Surveys: More plan to delay retirement
Workers and business owners expect to work longer because of the recession. That may not be bad.
Here comes another survey demonstrating the effect of the recession on workers: 40% are planning to retire later than they had planned just two years ago.
And the largest group of those who are delaying retirement are older workers and those in poor health, according to a new survey by Towers Watson, a company that manages employee benefits. This assumes, of course, they have a choice and aren't forced into retirement by layoffs or health problems.
Health insurance is a major issue for these workers. More than two-thirds of those planning to delay retirement said they wanted to keep their health care coverage. A total of 61% blamed a decline in the value of their 401k retirement savings. Post continues after video.

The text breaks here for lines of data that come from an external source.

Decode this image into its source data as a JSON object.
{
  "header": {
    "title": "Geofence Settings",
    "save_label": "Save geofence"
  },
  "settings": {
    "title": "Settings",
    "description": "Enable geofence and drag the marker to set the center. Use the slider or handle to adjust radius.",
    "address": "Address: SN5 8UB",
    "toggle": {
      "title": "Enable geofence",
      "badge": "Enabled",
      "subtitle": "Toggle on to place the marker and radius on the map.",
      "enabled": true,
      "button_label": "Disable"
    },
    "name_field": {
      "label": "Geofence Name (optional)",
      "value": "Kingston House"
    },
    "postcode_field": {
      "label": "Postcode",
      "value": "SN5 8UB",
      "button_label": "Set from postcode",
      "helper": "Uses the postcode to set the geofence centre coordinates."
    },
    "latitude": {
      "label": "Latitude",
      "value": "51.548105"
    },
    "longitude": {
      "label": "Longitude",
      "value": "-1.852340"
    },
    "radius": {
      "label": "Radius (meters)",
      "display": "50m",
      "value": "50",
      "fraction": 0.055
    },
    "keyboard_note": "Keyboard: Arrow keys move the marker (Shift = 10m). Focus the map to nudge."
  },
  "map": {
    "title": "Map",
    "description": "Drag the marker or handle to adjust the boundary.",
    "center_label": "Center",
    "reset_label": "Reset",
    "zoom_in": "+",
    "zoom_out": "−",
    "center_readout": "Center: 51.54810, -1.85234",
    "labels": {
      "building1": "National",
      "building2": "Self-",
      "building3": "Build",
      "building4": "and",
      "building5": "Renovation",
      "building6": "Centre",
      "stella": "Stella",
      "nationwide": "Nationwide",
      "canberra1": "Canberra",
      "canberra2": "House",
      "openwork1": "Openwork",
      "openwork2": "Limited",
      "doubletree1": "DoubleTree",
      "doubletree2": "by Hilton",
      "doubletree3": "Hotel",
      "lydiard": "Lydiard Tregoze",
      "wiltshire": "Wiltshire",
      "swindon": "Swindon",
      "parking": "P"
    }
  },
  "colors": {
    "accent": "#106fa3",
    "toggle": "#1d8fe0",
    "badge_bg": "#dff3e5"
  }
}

David Speier, a retirement consultant at Towers Watson, said:
The economic crisis has had a deep effect on employees' attitudes toward retirement and especially on risk. Despite the signs that some employees are saving more, spending less and reducing debt as the economy stabilizes, workers continue to have a fear that they won't be able to afford retirement -- and that will have significant implications on companies' ability to plan their future workforce needs.
A survey of business owners by Wells Fargo found similar sentiments, with 69% of business owners not planning to retire or cut back work until they were 65 or older. That was up 17 percentage points since 2007 and 28 points since 2005.
"These results tie closely to what we are seeing from an overall retirement planning picture with most consumers expressing that they are delaying their expected retirement an average of three additional years,” said Karen Wimbish, head of Wells Fargo Retail Retirement.
The Towers Watson survey did find that people were taking steps to improve their financial futures:
- 63% are actively paying off their debts, up from 33% in 2009.
- 54% are cutting back on daily spending.
- 34% are increasing their monthly savings, up from 19% in 2009.
- 37% of employees with a 401k plan intend to increase contributions, and 51% plan to keep contributions at the same level.
Interesting, the survey found that younger workers are willing to forgo pay and benefits now for guaranteed benefits when they retire.
Delaying retirement three years is an excellent financial move, writes Steve Vernon at CBS MoneyWatch's Money for Life blog. He does the calculations for the fictional Joe Hardworker, providing tools you can use to make your own calculations.
Has the recession changed your retirement plans? Has it spurred you to save more? Do you feel secure about your retirement savings? Or are you feeling less ready for retirement than ever, even if you're approaching that age?